You can kill gang members, but you can only stun cops briefly before they get back up and resume shooting. So the next three levels are spent rapidly hammering the fire button, then trying to flee before the cops get back up. Add to this the fact that enemies you can’t even see can shoot or bomb you from off screen with no problem. The most amazing part of all of this is that it is NOT difficult, simply annoying. Enemies freely drop health powerups like they were fucking health piñatas, and fall reasonably quickly to your wall of lead, it’s just that having them snap back up like nothing happened gets repetitive, annoying, and you’re never rewarded for your trouble.
Okay, okay, we want Ahh-nold, right? Well he makes three appearances in the game. One is in a simple fight in a bar at the end of the second level. There’s a similar rumble in the middle of the next level (Police Station), and he’s the only foe throughout the short final level.
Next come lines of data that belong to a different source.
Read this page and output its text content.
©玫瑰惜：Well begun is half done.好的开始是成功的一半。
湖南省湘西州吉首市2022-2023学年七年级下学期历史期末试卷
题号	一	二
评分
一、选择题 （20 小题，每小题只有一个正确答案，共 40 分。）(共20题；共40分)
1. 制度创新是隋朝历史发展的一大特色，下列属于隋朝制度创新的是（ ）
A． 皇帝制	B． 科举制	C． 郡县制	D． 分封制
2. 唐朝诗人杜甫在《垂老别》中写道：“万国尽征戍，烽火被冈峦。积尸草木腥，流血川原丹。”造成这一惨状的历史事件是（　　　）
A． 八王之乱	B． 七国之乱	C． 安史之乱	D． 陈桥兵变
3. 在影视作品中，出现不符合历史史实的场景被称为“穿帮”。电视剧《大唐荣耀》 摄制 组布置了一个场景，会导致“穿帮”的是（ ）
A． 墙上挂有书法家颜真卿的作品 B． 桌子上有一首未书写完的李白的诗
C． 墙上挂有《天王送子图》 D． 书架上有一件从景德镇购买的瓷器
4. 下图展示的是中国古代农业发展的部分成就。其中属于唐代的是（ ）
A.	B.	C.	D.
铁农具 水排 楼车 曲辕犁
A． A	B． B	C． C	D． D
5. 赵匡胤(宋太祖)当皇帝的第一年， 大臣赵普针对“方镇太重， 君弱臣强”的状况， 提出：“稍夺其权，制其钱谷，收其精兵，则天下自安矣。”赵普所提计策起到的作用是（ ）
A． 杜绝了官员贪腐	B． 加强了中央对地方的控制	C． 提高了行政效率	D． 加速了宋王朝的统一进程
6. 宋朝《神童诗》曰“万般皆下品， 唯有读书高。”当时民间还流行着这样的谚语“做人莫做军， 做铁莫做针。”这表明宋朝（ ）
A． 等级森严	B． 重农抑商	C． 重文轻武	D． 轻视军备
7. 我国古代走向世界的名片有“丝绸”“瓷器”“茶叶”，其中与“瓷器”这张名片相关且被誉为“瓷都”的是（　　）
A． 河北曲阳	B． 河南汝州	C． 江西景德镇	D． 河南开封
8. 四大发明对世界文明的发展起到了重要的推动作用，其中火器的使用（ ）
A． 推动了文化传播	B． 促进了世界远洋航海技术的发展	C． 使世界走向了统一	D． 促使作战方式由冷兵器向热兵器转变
With the exception of the final battle, Arnold consists of a reasonably cool looking Terminator character (much better than Reece) with shiny black leather biker gear and a short range automatic rifle. To defeat him, you pound him with shotgun blasts, during which he is stunned and does not return fire, until he falls three times. On the third fall, he blinks while on the ground and you can now run past him. Too damn easy. The final battle involves shooting a poorly drawn metal skeleton a few times until it springs off the screen, only to reappear as an obvious clone at the top of the next platform or on the other side of the screen. You must dodge and blast him/them until the end of the level, where a metal press waits. Run through press, Terminator follows, Terminator terminated, game over. That’s it. Your title villain is nothing more than a “leetle-gurly-man.”
In short this is a game of average graphics, poor control, horrible gameplay and a pretty nauseating soundtrack that, again, doesn’t seem inspired by the movie at all. This is a rushed job, plain and simple. Much like Total Recall, this is a mere shadow of the movie itself, and even without the movie connections it’s still just a bad game.
The Good
Man those red lights look nifty.
The Bad
Four levels, and they’re not even that great.